Fresh from his collaborations with Massive Attack, Four Tet and Radiohead frontman Thom Yorke,
Kindred is his second solo EP since 2007’s
Untrue, a record that was truly a landmark in minimal electronic music. Much like last year’s
Street Halo, Kindred builds on the template Burial set himself with Untrue (and for basically every minimal electronic artist since, be it Mount Kimbie’s relaxing vibes or James Blakes’ isolated emotional atmospherics). However, with two of the three tracks stretching over ten minutes, the ambition has been ramped up tenfold.
‘Kindred’ opens up the EP with the chopped-up beats you’d expect from Burial, but eventually these are overshadowed by the murkiest bassline heard from him yet, before giving way too a mournful vocal sample and haunting ambience that hints more at oncoming dread and tragedy than the desolated cities at night from Burial records of yore.

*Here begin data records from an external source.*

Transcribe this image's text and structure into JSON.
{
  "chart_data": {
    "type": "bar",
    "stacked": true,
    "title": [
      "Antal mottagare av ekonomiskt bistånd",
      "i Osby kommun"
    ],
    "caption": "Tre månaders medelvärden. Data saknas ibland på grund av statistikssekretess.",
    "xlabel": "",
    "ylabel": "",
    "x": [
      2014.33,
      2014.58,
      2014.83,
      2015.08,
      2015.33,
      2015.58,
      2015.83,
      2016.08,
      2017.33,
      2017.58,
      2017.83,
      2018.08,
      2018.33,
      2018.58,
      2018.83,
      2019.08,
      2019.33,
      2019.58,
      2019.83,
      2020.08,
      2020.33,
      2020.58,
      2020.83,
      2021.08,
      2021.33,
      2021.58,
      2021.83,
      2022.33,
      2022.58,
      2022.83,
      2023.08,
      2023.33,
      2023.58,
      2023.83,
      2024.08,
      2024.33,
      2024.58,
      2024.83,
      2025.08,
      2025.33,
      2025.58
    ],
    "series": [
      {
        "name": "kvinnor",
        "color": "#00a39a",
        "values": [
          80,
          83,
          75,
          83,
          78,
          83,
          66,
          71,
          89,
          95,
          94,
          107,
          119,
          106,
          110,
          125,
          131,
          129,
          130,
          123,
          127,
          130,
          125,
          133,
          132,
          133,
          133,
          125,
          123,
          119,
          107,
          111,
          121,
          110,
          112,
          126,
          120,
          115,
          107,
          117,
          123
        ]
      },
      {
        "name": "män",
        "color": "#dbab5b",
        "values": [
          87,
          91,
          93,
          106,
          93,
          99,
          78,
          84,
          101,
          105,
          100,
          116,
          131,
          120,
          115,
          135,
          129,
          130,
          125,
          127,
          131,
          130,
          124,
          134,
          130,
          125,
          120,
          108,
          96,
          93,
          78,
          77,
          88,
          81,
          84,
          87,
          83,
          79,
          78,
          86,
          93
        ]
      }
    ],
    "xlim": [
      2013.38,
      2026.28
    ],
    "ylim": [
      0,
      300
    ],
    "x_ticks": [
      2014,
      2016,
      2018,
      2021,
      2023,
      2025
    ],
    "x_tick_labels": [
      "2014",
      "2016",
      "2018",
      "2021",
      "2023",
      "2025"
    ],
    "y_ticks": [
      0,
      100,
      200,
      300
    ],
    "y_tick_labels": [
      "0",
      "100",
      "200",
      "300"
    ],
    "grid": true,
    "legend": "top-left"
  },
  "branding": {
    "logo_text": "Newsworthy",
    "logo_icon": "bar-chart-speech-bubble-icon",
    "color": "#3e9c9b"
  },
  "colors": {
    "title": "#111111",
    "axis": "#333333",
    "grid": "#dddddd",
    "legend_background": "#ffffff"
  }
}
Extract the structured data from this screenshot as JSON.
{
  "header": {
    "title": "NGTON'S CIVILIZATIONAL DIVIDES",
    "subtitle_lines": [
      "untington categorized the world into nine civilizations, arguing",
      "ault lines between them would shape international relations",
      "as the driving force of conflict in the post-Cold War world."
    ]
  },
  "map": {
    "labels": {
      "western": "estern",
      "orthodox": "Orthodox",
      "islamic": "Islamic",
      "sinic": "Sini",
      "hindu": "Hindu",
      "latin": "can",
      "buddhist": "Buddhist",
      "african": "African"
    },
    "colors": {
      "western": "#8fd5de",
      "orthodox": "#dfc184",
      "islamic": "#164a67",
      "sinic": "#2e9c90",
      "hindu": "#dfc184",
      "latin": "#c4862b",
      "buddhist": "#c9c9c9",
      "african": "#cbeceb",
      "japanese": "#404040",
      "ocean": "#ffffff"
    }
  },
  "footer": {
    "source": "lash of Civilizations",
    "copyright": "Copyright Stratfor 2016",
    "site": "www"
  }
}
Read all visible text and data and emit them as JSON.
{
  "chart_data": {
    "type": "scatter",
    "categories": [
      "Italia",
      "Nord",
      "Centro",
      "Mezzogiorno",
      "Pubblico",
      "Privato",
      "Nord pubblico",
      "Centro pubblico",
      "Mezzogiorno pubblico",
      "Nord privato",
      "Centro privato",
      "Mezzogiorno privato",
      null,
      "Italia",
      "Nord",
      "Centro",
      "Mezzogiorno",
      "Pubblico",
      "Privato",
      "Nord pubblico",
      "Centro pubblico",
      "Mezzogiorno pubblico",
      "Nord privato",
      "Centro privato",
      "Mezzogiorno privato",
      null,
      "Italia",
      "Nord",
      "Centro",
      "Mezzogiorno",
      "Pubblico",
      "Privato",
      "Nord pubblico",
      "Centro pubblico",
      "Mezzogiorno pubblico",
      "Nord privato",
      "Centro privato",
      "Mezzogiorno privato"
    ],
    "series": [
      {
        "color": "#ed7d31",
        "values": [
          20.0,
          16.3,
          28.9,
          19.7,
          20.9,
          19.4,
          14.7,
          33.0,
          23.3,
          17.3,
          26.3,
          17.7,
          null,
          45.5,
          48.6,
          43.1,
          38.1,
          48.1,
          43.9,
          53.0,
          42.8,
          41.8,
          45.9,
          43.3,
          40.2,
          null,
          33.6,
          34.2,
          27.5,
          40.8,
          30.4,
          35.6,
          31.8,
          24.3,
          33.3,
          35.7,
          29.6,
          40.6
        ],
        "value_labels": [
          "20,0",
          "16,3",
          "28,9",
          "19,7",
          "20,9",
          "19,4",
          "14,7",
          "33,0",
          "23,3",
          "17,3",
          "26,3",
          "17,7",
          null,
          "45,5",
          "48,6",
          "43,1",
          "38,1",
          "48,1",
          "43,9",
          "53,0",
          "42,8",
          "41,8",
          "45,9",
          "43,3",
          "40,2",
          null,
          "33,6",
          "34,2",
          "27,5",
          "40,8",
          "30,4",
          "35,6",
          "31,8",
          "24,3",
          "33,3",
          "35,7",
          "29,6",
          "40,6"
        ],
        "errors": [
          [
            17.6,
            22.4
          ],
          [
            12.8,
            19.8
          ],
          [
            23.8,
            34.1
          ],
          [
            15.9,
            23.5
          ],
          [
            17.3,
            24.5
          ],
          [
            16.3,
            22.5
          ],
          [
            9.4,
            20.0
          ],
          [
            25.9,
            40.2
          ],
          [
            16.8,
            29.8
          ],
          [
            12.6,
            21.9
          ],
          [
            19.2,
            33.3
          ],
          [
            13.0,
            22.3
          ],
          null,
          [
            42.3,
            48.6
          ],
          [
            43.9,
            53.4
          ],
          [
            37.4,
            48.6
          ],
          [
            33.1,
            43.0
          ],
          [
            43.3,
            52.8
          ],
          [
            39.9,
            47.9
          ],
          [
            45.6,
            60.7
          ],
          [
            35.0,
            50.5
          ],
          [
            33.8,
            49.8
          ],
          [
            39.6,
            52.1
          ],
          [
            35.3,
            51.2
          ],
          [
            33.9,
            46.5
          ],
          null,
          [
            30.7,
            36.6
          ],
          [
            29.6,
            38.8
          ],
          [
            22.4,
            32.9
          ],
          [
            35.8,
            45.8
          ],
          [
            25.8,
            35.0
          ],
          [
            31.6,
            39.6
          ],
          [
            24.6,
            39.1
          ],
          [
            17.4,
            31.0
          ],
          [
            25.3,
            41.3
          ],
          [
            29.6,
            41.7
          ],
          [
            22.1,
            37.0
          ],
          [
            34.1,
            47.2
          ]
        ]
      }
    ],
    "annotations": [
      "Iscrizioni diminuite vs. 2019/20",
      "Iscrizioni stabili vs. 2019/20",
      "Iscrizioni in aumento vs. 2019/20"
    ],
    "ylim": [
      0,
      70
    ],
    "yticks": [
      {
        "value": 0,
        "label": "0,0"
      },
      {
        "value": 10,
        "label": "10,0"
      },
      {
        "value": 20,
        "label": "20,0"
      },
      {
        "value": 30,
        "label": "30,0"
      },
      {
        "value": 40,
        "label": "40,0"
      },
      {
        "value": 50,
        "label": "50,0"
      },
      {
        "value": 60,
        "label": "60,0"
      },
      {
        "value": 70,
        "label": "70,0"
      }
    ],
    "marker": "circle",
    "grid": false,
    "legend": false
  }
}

‘Ashtray Wasp’ is the best of the three tracks, becoming more of a suite with all its false starts, the track evolving with every passing minute. It possesses the most ominous beat Bevan has laid down yet, sounding like the marching feet of a shambling zombie horde. When this clears away, we’re left with more haunting ambience, as the zombies unleash have unleashed their destruction, leaving little in sight.
If
Untrue was meant to represent the desolate night-time cityscapes of post-rave urban Britain,
Kindred represents its shambling zombified return; menacing, and back with a vengeance. Skrillex, watch out.